Agenda item A18 on the Sept. 9 City Council agenda is a resolution to hire two armed security guards for the Morton Civic Center. One guard would stand at the most used entrance – the one off the parking lot – and the other would patrol the halls.

We understand that, in this age of random spree killings, safety is of paramount concern, but we are not convinced that this proposal has been thoroughly analyzed. We do not see this as a way to help ensure the safety of employees in and visitors to the Civic Center.  

First, we would like to know the genesis of this proposal. Is the City caving in to the climate of fear in this country or is it offering a response to immediate threats and potential harm?

 

What, specifically at the Civic Center, are people afraid of? How many people working in or visiting the Civic Center have been threatened, menaced or assaulted? Have these threats or assaults come from employees or visitors? That is, are employees afraid of their colleagues or of the residents of Evanston?

 

We know that some City Council meetings and other City meetings have been raucous and rancorous to the point the Council members are seeking ways to limit citizen participation at meetings. While some meetings have seen angry words and reciprocal hostility – and we deplore that behavior on either side of the dais – we do not believe anything has risen beyond the level of insult, a request that a City official resign, or a vow to unseat various one or more Council members in the next election. The only incident of which we are aware is the one reported by the former City Clerk, who was threatened by phone after he spoke at a City Council meeting.

 

But if there have been no threats, no injuries and no harm to visitors to the Civic Center or employees there, then we do not think armed guards are a solution to this non-problem.

 

What message is the City sending to, say, a person who comes to the Civic Center to purchase a beach token and is greeted by an armed guard or sees an armed guard roaming the hallways?

 

Before City Council takes action on this proposal, we think they should acknowledge what problem it is they are trying to address.

 

If there is a real danger at the Civic Center, how will this proposal address it?

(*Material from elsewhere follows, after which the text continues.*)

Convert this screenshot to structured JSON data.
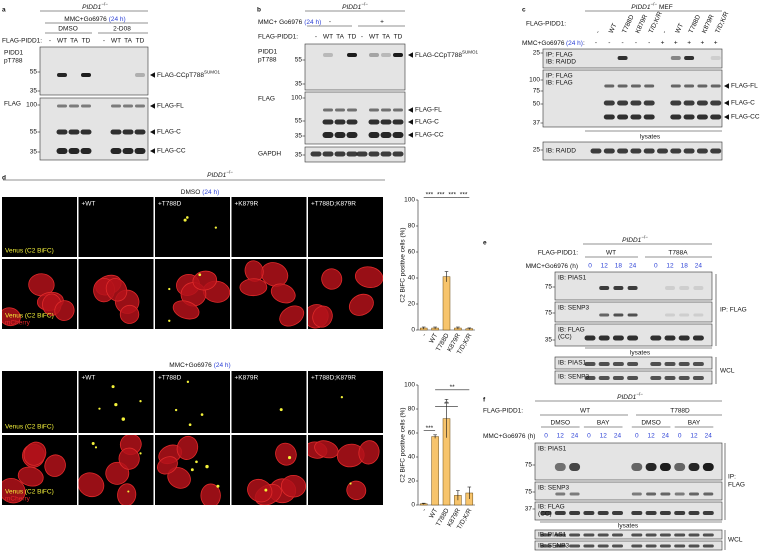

If the Council is serious about this, we suggest that City officials and City Council members take a more thoughtful approach and more effective steps to ensure the safety of visitors, employees and elected officials.

There are six entrances and four expansive floors in the Morton Civic Center. One easy measure would be to close some of those entrances and lock the doors of offices that are currently vacant. Perhaps a camera system would provide better monitoring than one guard wandering through the building.

If City officials seriously believe that things are at a point that we need to have hired guns in the Civic Center, they should add police officers, not security guards. Police officers are trained to assess situations quickly and react responsibly. Certainly, this would be an added expense – perhaps twice as much as security guards – but if safety is indeed the issue, it will be worth it.

In the meantime, we would hope that Council will delay this vote so that Council members, employees and residents have time to think this through.